= October 22 Group =

Far-left terrorist group in Italy, active 1969–1971

The October 22 Group (Italian: Gruppo XXII Ottobre) was an Italian terrorist organisation, inspired by the Uruguayan Tupamaros, established on 22 October 1969 and dismantled by police in 1971.

==Leadership and ideology==

The group was led by Mario Rossi, an animal embalmer, and Augusto Viel, an electronics technician. Mario Rossi was a former communist who wanted to unite the workers of Italy to prevent the return of fascism. Mario Rossi created the October 22 Group to unite workers after seeing their struggles in his everyday life. He was inspired by the numerous worker riots in the 1960s that occurred at the factory he worked at in Milan. He spread his ideals to his friends and that was the basis of the October 22 Group. Others in the group were former members of the Italian Communist Party who left because they were dissatisfied with the groups inability to enact change within the government

The October 22 Group was inspired by left-wing, anti-fascist, and Maoist ideology. The group did not explicitly want to overthrow the government and their only clearly defined goal was to organize the working class. The October 22 Group never expanded outside of Genoa and was only active for a short time. They would eventually expand to about a dozen total members who all wanted to enact change within their government. The group was named by the media because of a ticket found in Mario Rossi's pocket when he was arrested after a failed robbery attempt that ended in murder. Its political approach was Marxist–Leninist but among its members were also petty criminals and even a fascist, Diego Vandelli, enrolled in the MSI and police informer.

==Attacks==
The October 22 Group had a variety of targets including private citizens, private property, and particularly government property. Most of their attacks were not fatal. Like most Italian left-wing organizations, the movement used dynamite as their weapon of choice in their attacks. Of all the group's targets, private citizens were the most frequently targeted, including the abduction and ransom of the son of a wealthy citizen of Genoa. This was the first kidnapping done by an Italian leftist group and was successful.

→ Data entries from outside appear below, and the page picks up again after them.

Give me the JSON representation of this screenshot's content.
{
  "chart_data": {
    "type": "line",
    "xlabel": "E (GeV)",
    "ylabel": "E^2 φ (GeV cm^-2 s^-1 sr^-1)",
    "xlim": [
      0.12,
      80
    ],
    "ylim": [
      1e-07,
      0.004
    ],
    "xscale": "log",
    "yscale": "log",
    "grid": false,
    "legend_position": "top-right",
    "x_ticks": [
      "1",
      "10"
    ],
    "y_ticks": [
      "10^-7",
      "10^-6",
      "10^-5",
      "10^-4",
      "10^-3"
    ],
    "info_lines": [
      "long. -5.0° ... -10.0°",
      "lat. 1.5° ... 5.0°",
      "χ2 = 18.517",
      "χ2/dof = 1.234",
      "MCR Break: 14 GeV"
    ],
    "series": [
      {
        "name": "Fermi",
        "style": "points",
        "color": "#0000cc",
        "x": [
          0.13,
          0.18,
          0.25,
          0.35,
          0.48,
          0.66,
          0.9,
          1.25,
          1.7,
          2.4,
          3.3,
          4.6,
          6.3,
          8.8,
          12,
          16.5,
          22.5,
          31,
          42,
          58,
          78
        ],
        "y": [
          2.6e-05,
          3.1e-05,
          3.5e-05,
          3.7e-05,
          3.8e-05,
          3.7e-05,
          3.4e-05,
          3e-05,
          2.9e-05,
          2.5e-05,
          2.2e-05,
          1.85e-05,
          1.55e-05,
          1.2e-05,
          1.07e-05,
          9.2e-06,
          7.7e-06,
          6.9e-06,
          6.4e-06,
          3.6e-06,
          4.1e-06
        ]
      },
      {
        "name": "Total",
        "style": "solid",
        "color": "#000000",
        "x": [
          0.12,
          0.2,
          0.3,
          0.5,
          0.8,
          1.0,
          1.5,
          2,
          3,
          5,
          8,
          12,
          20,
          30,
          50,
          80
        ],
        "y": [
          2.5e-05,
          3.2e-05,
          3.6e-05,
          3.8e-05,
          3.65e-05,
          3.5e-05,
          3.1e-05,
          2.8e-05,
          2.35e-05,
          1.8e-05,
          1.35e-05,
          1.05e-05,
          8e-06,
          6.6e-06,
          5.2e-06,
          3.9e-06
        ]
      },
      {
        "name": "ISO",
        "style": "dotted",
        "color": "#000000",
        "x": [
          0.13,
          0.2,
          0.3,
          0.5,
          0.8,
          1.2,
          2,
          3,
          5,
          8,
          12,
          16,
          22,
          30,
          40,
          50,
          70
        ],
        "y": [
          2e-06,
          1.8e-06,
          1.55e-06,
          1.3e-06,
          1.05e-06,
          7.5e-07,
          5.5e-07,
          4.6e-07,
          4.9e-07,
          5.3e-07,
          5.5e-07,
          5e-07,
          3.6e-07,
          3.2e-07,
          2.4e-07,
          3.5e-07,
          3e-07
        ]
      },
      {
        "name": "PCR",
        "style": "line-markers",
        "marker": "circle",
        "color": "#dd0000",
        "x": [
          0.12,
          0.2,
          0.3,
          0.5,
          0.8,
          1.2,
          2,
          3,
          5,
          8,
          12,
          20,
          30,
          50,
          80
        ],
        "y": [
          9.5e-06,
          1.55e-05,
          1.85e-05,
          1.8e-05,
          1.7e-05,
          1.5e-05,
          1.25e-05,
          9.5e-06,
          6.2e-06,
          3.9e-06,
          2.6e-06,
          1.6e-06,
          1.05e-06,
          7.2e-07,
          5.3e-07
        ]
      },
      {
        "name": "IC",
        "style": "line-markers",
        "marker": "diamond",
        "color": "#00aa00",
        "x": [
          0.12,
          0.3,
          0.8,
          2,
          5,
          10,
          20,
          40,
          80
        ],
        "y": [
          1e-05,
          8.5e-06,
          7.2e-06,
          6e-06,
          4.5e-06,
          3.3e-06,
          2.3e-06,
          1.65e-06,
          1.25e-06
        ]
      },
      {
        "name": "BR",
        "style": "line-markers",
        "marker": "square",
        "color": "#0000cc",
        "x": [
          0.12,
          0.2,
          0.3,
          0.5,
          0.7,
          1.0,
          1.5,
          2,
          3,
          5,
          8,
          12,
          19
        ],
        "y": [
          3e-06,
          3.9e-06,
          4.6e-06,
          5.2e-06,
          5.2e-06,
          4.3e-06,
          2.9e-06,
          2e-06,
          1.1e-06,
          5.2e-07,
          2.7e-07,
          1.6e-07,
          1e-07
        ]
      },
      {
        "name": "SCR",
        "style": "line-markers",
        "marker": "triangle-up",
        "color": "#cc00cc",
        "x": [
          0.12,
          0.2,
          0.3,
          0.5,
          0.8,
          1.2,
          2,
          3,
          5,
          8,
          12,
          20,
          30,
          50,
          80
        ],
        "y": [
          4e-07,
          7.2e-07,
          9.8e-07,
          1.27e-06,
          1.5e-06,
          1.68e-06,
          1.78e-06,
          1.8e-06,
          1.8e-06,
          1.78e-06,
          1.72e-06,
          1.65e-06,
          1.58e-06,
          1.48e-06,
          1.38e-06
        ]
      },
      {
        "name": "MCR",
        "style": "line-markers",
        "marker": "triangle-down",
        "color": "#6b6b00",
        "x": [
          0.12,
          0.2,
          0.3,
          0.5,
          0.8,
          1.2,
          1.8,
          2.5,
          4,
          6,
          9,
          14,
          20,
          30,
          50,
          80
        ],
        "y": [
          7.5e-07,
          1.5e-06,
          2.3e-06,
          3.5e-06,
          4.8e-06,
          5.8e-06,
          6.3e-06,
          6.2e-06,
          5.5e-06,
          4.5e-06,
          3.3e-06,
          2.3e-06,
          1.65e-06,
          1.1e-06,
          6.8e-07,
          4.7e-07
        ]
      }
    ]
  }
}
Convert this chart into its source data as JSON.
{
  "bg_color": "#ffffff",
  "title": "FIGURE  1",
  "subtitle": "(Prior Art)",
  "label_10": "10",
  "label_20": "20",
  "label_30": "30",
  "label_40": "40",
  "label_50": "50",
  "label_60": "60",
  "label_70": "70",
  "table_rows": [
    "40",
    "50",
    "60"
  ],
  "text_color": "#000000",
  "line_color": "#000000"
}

In 1970, Mario Rossi organized the abduction of Sergio Gadolla, son of a rich Genoa family, as a way of financing. From the action, the gang gained a 200 million liras ransom; most of the money, however, was raked off by Vandelli, who had acted as middleman. By then, the kidnapping was generally attributed by the press to the city's underworld.

On 26 March 1971, Rossi and Viel robbed a security officer who transported the wages for the Genoa Public Housing Institute's dependents. A delivery man of the institute, Alessandro Floris, tried bravely to stop the two raiders and was shot by Rossi. Floris was the first victim of the Italian red terrorism. (Later, Rossi has always denied firing to kill.) A passerby took a photo the moment when Rossi, on a scooter driven by Viel, pointed his gun against the body of Floris, lying on the ground in a pool of blood. The image, besides becoming a symbol of the years of lead, helped to identify the killer, who was captured the same day, after a long chase in the city's streets.

==Propaganda and grievances==
Along with attacking symbolic targets of state power and capitalism, like the United States consulate. The group spread their anti-fascist propaganda by hijacking radio or television transmissions and the members distributed pamphlets. The group used guerilla warfare in an urban setting to respond to grievances they had using a manual written by a revolutionary from Brazil as their guide. Originally they planned to do the guerilla warfare in the mountains but decided on an urban setting. One example of the group responding to a grievance they had was when the group bombed an oil refinery to protest high gas prices at the time with no fatalities.

==Downfall and dissolution==

The October 22 Group was only active for about two years before it disbanded due to the accidental murder of security officer Alessandro Floris by Mario Rossi. His arrest led the authorities to the group's warehouse where their revolutionary writings weapons were discovered. After the Rossi's arrest, the group was quickly disbanded in 1971. The group's trial took place in 1973: Rossi received a life sentence, the other members of the group received a combined 180 years of prison. The public prosecutor was Mario Sossi, a judge notorious for his intransigence and his right-wing ideas.

In 1974, Mario Sossi himself was kidnapped by the Red Brigades. The terrorist group asked, in exchange of the judge's life, the freedom and the expatriation to a communist country of Mario Rossi and the other members of the XXII October. The Genoa Assizes gave in to blackmail and ordered the eight prisoners' release, but the give-and-take was immediately stopped by the Ministry of Interior Paolo Emilio Taviani and by the Genoa General Procurator Francesco Coco. Three days later, Sossi was freed, without counterparts.

The Red Brigades in 1978 demanded the release of three of the October 22 members from prison in exchange for the release of Italian prime minister Aldo Moro, whom the Red Brigades had captured and later executed. The October 22 Group members who did not receive life were absorbed by The Red Brigades after the October 22 Groups collapse.

In the 1980s, after the end of the wave of terrorism, the members of the gang were gradually set free. Mario Rossi alone got bail only in 1990 and was definitively released in 2002.